Kiedy nie wiemy, co przed nami, jeszcze bardziej niż zwykle potrzebujemy marzeń. Książka Pawła Mildnera podarowuje te najmilsze, dziecięce – szczere i prostolinijne, choć z pewnością nie banalne.
Oto Oskar, który mieszka
obok wielkiej, dymiącej fabryki. Marzy o… pomyśleliście, że o czystym
powietrzu, zielonym lesie, domku na wsi? Nie. Oskar marzy, by mieć własną
norkę. Taką pod ziemią, pod korzeniami drzewa, pełną książek, przytulną i tylko
jego własną…
Ola chciałaby zwiedzić
skorupę ślimaka. Na ilustracji widzimy, jak jej wyobraźnia kreuje wnętrze
skorupki – tu fotel, tam regalik z książkami, drabinka prowadząca na kolejne
poziomy, tu lampa, tam obraz… Pamiętacie wieczorynkę o Reksiu?
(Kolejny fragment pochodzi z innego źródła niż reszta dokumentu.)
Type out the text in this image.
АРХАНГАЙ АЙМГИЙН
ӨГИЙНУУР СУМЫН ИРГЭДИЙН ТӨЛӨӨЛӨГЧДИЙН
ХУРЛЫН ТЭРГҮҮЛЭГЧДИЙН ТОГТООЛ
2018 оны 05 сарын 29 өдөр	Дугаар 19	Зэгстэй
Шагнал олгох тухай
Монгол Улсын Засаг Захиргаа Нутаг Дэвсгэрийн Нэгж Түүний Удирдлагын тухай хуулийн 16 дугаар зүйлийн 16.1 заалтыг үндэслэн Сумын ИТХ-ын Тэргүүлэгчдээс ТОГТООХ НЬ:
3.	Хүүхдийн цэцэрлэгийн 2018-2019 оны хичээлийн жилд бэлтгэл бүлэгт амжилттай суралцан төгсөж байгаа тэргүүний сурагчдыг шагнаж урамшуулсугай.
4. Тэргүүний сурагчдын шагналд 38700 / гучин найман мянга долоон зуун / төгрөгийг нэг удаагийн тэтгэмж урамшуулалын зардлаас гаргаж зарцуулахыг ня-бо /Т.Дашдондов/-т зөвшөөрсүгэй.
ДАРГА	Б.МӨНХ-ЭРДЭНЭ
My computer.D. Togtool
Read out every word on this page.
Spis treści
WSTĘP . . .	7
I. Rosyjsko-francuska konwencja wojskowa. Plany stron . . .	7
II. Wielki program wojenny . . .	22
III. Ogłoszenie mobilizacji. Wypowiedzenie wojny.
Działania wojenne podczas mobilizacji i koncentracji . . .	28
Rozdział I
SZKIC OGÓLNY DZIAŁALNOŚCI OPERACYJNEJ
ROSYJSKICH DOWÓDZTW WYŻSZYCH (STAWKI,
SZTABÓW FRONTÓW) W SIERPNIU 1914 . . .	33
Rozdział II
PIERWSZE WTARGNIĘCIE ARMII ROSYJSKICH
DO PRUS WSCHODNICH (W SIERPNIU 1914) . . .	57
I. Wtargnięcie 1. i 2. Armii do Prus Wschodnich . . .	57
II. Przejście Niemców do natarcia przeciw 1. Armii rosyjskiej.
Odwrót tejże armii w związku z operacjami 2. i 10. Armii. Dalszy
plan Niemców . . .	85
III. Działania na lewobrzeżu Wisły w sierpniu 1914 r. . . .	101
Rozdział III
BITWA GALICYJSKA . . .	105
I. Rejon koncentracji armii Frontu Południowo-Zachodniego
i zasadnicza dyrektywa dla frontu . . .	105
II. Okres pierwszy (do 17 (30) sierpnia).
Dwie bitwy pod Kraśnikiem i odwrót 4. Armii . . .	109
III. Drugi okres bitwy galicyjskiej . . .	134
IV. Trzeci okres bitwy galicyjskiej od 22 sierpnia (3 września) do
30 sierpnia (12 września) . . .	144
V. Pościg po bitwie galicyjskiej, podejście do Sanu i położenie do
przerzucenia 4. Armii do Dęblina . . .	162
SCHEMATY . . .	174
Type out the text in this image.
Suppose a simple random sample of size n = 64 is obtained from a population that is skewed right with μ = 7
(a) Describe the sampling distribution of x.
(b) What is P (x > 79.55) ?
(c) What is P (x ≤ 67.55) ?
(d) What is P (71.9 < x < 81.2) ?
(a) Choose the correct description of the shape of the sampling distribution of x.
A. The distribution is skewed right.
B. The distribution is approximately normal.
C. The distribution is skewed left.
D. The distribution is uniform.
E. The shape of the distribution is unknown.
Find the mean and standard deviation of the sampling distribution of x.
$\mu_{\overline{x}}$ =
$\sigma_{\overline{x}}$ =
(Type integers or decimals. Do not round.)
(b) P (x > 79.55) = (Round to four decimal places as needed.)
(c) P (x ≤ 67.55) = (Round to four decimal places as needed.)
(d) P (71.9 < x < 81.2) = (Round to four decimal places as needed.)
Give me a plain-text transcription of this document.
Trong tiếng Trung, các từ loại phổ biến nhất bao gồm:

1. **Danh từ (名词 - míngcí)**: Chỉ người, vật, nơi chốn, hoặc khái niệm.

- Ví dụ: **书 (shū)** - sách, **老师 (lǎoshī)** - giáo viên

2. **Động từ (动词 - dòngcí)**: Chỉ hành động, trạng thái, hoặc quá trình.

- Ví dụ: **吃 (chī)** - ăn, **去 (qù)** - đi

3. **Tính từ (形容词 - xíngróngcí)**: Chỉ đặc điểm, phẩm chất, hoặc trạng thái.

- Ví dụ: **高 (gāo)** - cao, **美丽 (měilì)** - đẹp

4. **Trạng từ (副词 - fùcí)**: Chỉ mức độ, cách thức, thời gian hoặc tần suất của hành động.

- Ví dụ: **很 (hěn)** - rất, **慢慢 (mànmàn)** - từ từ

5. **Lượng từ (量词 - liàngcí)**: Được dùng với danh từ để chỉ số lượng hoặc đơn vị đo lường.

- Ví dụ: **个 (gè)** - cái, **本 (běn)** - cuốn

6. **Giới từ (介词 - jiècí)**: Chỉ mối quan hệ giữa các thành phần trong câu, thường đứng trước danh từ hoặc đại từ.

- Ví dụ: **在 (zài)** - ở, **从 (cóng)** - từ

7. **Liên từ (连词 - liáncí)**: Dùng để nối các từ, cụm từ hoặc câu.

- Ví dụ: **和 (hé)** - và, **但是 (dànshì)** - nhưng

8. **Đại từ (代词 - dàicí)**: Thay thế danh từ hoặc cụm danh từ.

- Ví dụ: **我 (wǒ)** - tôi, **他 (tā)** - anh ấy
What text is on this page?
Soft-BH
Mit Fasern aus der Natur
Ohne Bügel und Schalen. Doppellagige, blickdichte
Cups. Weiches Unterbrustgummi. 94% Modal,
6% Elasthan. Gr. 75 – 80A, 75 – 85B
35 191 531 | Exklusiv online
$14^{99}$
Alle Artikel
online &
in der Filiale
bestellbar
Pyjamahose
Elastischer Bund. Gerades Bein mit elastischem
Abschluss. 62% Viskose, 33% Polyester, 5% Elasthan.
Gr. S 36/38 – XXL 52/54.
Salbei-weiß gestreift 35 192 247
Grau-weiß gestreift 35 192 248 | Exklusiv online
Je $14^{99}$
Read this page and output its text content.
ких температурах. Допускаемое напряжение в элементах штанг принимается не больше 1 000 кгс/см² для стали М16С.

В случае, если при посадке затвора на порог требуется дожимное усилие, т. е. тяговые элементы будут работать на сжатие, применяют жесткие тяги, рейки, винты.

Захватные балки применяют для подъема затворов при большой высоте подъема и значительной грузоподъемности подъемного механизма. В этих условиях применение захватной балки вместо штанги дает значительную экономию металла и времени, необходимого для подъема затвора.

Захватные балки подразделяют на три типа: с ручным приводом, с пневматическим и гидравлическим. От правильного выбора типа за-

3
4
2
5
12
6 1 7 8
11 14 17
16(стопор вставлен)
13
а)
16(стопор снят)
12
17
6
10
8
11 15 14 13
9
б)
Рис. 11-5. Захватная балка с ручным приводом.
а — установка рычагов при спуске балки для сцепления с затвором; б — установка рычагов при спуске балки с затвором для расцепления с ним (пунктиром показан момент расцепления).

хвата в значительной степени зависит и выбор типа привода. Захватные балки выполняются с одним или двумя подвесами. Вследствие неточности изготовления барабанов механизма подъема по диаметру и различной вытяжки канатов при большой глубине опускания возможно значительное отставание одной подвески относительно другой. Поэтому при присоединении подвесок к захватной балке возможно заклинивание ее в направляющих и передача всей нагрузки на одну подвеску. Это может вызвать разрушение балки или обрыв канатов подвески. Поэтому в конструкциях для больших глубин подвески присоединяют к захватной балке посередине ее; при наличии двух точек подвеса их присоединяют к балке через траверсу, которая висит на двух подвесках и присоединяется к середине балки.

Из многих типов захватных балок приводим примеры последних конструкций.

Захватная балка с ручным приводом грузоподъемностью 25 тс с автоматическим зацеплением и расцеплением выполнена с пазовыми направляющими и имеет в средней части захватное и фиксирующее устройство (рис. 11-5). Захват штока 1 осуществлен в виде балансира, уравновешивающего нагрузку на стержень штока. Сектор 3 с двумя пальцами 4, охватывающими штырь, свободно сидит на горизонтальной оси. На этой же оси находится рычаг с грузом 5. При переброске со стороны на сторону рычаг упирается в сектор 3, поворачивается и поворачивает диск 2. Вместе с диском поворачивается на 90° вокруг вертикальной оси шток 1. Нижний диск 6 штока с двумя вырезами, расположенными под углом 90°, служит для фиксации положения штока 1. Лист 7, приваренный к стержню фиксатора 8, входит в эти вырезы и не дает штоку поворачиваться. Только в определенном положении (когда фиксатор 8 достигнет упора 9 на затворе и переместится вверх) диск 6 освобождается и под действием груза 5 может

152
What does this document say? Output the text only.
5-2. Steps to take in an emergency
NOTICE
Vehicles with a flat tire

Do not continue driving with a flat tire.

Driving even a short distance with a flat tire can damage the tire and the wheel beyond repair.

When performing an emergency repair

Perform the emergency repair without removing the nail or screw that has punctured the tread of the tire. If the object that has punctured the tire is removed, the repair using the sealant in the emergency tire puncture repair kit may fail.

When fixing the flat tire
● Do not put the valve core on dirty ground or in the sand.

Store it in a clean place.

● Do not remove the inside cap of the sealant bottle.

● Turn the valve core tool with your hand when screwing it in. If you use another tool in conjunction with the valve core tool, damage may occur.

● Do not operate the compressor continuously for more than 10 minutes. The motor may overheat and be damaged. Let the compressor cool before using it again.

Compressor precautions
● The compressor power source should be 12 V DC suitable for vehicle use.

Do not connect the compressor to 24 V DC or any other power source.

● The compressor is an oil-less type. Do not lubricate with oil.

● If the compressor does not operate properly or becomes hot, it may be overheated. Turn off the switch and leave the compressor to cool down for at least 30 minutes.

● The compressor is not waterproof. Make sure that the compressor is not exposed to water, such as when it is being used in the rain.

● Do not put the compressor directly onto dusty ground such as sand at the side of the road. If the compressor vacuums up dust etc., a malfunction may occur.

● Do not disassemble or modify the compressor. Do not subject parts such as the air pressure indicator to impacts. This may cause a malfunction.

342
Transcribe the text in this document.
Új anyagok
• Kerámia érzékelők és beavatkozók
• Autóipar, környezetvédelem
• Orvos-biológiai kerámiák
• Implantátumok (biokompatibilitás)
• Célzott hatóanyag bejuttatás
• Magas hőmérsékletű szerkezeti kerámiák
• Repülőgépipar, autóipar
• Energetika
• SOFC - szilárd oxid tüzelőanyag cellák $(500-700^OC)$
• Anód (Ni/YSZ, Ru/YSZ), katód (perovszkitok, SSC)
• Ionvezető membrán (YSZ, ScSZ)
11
Kto nie wyobrażał
sobie wnętrza jego budy, ręka do góry!
Marzenia dzieci w cudownie
naturalny sposób łączą wielkie plany, fantastyczne pragnienia, całkowicie
abstrakcyjne wizje i zupełnie zwyczajne „chciejstwa”. Zostać marynarzem,
przeprowadzić się do Nowego Jorku, rozumieć język zwierząt, być niewidzialnym,
nauczyć się latać, przechodzić przez ściany, zatrzymać czas, ale też być bardzo
pięknym, sprzedawać w sklepie, zamieszkać w domku na drzewie i spróbować lodów
we wszystkich smakach! W tej niewielkiej książeczce znajdziemy je wszystkie.
Jak to w
picturebooku, każda ilustracja w tej
książce podąża ramię w ramię z tekstem, tworząc harmonijny układ. Ciepłe
nasycone kolory, „anorakowa” kreska (mam na myśli charakterystyczne ze względu
na design pismo dla dzieci „Anorak”, dla którego zresztą Mildner, ilustrator i
projektant graficzny, także tworzył), uproszczone, „niedokończone” sylwetki
postaci i przedmiotów, lekkość i energia znakomicie oddają klimat
nieokiełznanych, brawurowych marzeń.
Wszystkie marzenia są
równie dobre i uprawnione, i sprawiają dzieciakom jednakową radość. Ale że
szczęście to „jedyna rzecz, która się mnoży, gdy się dzieli” (Albert
Schweitzer), jeszcze fajniej jest marzyć i cieszyć się tymi marzeniami z kimś. Jak
świetnie jest zjeść lody w miłym towarzystwie i wspólnie fantazjować!
Wspaniała końcowa ilustracja
przedstawiająca Olę i Oskara jadących na pomarańczowym tygryso-kocie mówi
więcej niż słowa. Wszyscy dziś przecież marzymy o tej pogodnej niefrasobliwości
bycia z drugim człowiekiem i robienia różnych, najzwyklejszych rzeczy RAZEM.
Paweł Mildner, Lody we
wszystkich smakach, wyd. Dwie Siostry, Warszawa 2020.